Cheniere Energy LNG, the largest U.S. liquefied natural gas (LNG) producer, reduced its combined feed gas intake at two of its plants by about 1 billion cubic feet per day (bcfd). This reduction comes at a time when the United States is the world's largest LNG exporter and the global demand for LNG is high.
This helped push the overall U.S. feed gas consumption to a four-week low of 11.2 bcfd. The reduction was due to a combination of factors, including a maintenance shutdown at Berkshire Hathaway Energy's Cove Point LNG plant and smaller reductions elsewhere.
Despite the reduction in feed gas intake, U.S. LNG exports remain strong. According to the U.S. Energy Information Agency (EIA), the country regained its crown as the largest LNG exporter in the world in the first half of 2023.
Implications for the U.S. LNG market
The reduction in Cheniere Energy’s feed gas intake is a short-term development. However, the fact that U.S. LNG exports remain strong despite the reduction in feed gas intake is a positive sign for the U.S. LNG market. This suggests that there is strong demand for U.S. LNG, both in Europe and Asia.

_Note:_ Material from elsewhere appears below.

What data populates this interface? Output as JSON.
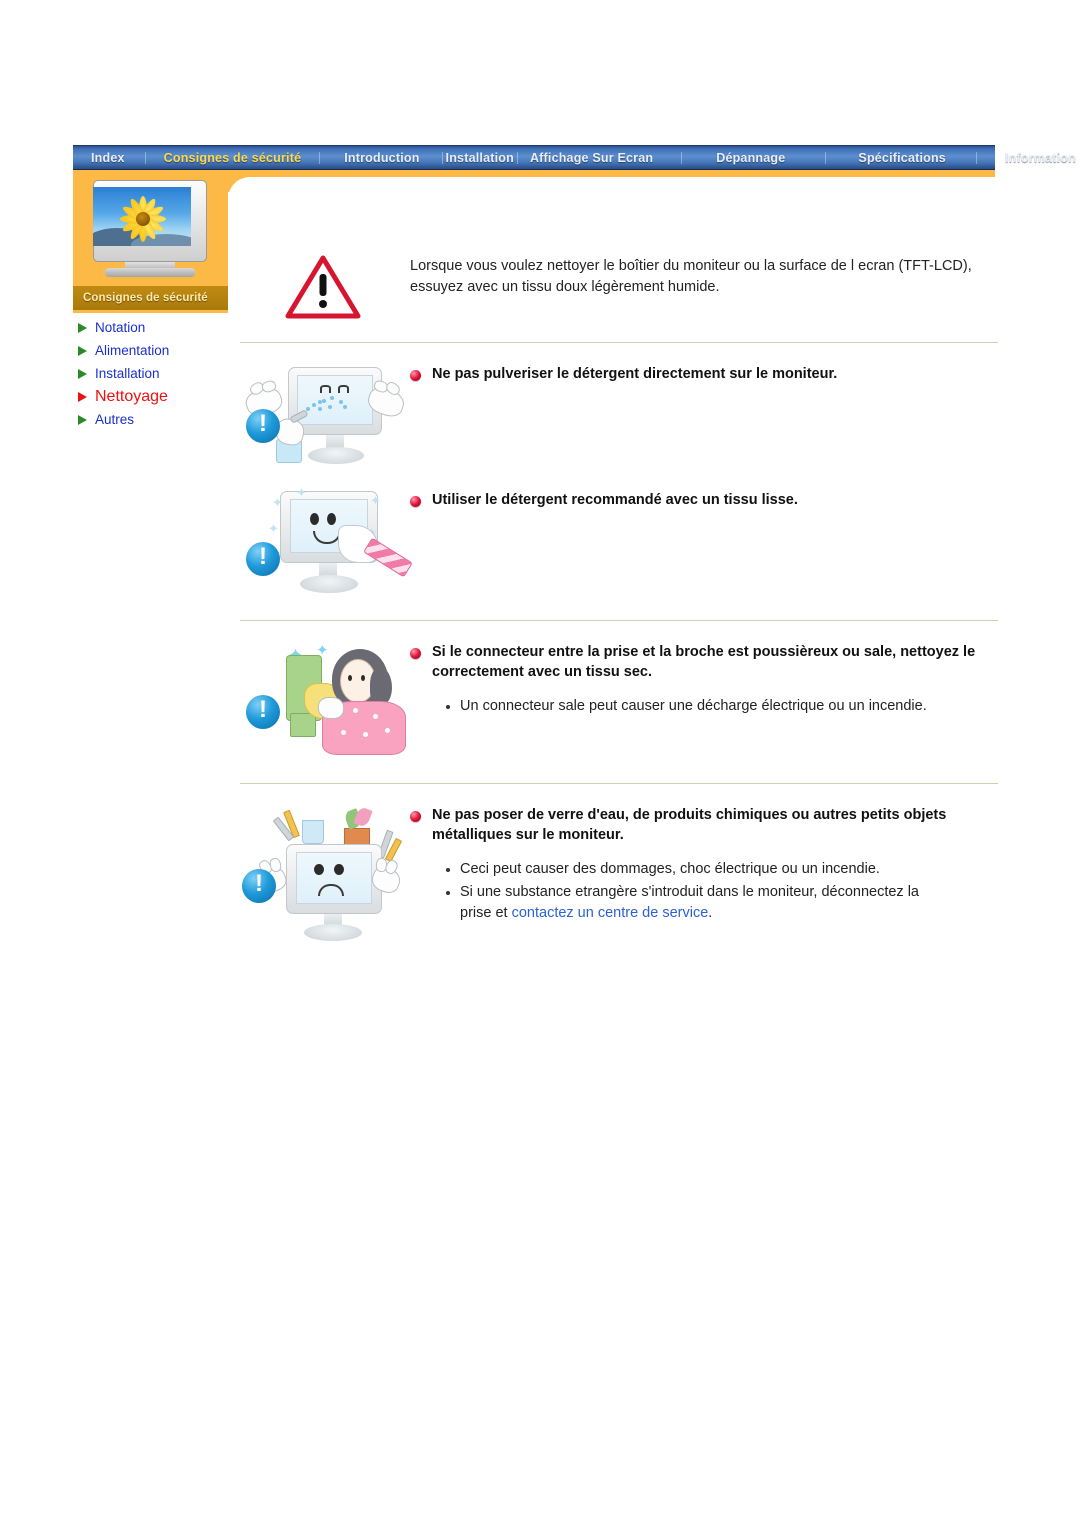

The high gas prices in these continents are also supporting the LNG exports. However, gas prices can be volatile and if they fall in either Europe or Asia, it could reduce the demand for U.S. LNG.
Impact on LNG Buyers
The buyers should be aware of Cheniere's decision to reduce feed gas intake and monitor the impact on global LNG prices. If prices continue to decline, they may be able to negotiate better contracts with the suppliers. However, buyers should also be prepared for the possibility of supply disruptions, especially if the winter is colder than expected.
Implications for LNG Investors
Investors in LNG companies should be aware of Cheniere's decision to reduce feed gas intake. If the reduction leads to lower LNG prices, it could hurt the earnings of LNG producers and exporters. However, investors should also keep in mind that the long-term outlook for LNG is still bullish. Its global demand is expected to grow significantly in the coming years, as more countries switch to natural gas for power generation and industrial use.
In conclusion, the U.S. LNG market is subject to a number of factors, including unplanned outages and maintenance shutdowns. However, the country is well positioned to meet the growing demand from Europe and Asia in the coming years. In order to remain competitive, the industry needs to address several challenges like high costs, regulatory hurdles and environmental concerns.
Zacks Rank and Key Picks
Currently, Cheniere Energy carries a Zacks Rank #3 (Hold).
Some better-ranked stocks for investors interested in the energy sector are CVR Energy CVI, sporting a Zacks Rank #1 (Strong Buy), and Archrock AROC and Harbour Energy HBRIY, both carrying a Zacks Rank #2 (Buy) at present. You can see the complete list of today’s Zacks #1 Rank stocks here.
CVR Energy is valued at $3.48 billion. In the past year, its shares have risen 23%.
CVI currently pays a dividend of $2 per share or 5.78% on an annual basis. Its payout ratio currently sits at 30% of earnings.
Archrock is valued at around $2.07 billion. It delivered an average earnings surprise of 15.08% for the last four quarters and its current dividend yield is 4.69%.
Archrock is a provider of natural gas contract compression services and aftermarket services of compression equipment.
Harbour Energy is worth approximately $2.49 billion. HBRIY currently pays a dividend of 21 cents per share, or 6.38% on an annual basis.
The company's activities include acquiring, exploring, developing, and producing oil and gas reserves. It has ownership stakes in a number of properties in the United Kingdom, Norway, Indonesia, Vietnam and Mexico.